第1話
玄関に着き、ドアを開けた──。
そこにはキャリーバッグを持った一人の少女が佇んでいた。春風になびく髪は温もりのある茶色のセミロングヘアーで、マスクを付けていても分かる端整で可憐な顔立ち。
「ゆ、優……? 久しぶり…… あ、えっと、ごめんね、こんな時にいきなり訪ねちゃって……」
俺は混乱していて、すぐに少女に言葉を返すことが出来なかった。
まず一つずつ整理していこう。
俺のことを「優」と呼ぶ人物は俺が知っている限り一人しかいない。
その人物こそ、
そして、華楓は俺の初恋の相手で、今も俺は華楓が好きだ。
──華楓とは幼稚園以来の幼馴染で、小学校を卒業するまではいつも一緒に同じ時間を過ごしていた。
家が隣同士だったということもあって、登下校も一緒にしていたし、休日はお互いの家の用事がない限りは決まってどちらかの家で遊んでいた。華楓の両親は休日を邪魔されるのを嫌な顔一つせず、毎回俺を温かく迎え入れてくれた。
氷室家と山口家は家族ぐるみの良好な関係を築いていた。
俺はこの関係がずっと続けばいいなと思っていたし、なにより毎日華楓と同じ時間を過ごすことが楽しくて仕方なかった。
しかし、そんな理想は突然崩れた。
中学に上がる際に華楓の父親の仕事の関係で山口家は他県に引越すことになってしまった。
引越しの前日、荷物の整理を終えた華楓は俺に別れを告げにやってきてくれた。
二人とも泣きじゃくりながら、
「「絶対、絶対またいつか会おうね!」」
そう指切りをした──
「あ、あの……やっぱり迷惑だよね……時間取らせちゃってごめんね、帰るね」
華楓は、俺が一人で回想にふけっているのを拒絶されていると受け取ったのか、踵を返そうとする。
ここで引き止めなければ俺は後悔する。
直感的にそう思い、元来た道を戻ろうとする華楓をなんとか止めようと、キャリーバッグを握っていない右手首を掴む。
「待て、華楓。俺は迷惑だなんてこれっぽっちも思ってない。ただ、久しぶりの再会だったのと、いきなり訪ねてきたから驚いていただけだ」
引き止めるのに必死で、つい早口になりながら言う。
「で、でも……」
「大丈夫だから。それに、ここに来たのにも何か事情があるんだろ?」
「う、うん…… 優は凄いね、そんなことまで分かっちゃうなんて……」
「当たり前だ、俺たちは幼馴染だろ?そのくらい分かるよ。事情はあとでゆっくり聞くから、とりあえず上がって」
なんとか平静を保ちながら華楓を家に招く。
これ以上華楓の可愛らしい眼を見ていると、倒れて救急車で運ばれかねないので、とにかく目を逸らす口実が欲しかった。
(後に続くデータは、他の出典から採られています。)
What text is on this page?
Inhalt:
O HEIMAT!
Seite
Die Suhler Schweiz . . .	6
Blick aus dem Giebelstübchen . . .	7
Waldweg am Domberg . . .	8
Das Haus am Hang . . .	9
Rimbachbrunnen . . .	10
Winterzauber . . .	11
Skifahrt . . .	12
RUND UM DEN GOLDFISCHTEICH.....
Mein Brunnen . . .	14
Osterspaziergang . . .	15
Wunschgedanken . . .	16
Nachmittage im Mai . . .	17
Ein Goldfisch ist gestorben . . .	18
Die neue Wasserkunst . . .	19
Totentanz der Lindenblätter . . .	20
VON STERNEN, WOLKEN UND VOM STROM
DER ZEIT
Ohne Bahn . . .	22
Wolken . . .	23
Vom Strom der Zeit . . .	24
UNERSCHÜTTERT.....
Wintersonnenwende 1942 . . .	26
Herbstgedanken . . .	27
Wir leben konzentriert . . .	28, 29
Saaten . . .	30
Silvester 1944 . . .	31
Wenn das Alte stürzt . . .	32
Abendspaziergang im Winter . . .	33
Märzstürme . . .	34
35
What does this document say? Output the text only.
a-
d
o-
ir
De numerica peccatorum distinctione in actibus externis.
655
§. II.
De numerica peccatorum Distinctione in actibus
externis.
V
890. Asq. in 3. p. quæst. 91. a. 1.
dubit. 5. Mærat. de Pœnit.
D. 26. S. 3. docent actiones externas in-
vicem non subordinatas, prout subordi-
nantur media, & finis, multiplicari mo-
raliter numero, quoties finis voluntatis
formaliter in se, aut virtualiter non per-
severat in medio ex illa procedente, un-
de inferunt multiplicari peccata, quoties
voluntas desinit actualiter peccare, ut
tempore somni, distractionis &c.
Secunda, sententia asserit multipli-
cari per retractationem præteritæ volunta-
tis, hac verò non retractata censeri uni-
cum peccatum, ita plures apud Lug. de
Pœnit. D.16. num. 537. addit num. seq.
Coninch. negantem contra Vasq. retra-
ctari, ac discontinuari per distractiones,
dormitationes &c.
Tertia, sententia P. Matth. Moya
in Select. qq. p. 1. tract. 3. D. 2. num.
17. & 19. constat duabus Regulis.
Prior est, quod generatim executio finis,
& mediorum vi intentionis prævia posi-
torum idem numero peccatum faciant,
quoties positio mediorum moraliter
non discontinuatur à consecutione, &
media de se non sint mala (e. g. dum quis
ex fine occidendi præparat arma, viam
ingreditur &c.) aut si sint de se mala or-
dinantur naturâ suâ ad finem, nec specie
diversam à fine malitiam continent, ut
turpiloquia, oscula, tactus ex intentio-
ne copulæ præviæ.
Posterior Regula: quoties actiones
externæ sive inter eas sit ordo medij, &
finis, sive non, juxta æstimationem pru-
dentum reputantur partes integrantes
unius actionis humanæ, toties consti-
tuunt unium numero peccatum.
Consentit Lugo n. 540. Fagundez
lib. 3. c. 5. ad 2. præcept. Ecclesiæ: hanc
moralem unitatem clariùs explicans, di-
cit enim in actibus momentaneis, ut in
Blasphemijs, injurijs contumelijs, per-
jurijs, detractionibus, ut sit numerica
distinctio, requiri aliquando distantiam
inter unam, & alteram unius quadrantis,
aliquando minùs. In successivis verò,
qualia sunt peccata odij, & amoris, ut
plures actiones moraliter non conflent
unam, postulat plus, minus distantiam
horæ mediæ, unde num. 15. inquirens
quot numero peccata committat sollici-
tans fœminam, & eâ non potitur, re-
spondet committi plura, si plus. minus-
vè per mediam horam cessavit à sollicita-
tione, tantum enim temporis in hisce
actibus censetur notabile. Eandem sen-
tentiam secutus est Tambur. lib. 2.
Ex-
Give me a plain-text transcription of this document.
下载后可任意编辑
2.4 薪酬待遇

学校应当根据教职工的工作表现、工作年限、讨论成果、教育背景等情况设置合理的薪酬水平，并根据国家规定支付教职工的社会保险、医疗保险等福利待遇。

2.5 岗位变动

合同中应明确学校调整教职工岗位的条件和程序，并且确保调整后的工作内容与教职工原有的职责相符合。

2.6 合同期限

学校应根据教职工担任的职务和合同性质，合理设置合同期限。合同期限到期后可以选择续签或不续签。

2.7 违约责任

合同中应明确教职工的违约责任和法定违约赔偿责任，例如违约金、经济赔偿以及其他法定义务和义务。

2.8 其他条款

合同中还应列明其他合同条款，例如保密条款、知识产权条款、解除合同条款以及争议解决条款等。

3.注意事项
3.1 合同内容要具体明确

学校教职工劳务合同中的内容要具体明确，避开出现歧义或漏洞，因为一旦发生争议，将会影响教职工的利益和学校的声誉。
「うん、ありがと。 優は昔から優しいとこ全然変わってないなぁ。──そういうとこが今もずっと好き……」
「ッ───」
最後に華楓が小さな声で呟いた内容に息を呑んだ。
おそらく俺に伝えるためではなく、独り言のつもりでポロッと言ってしまったのだろう。どうやら俺は難聴系ラノベ主人公にはなれないようだ。俺の聞き間違えがなければ華楓は「ずっと好きだ」と言った。
──なんだよ、俺たち昔からずっと両想いだったのかよ。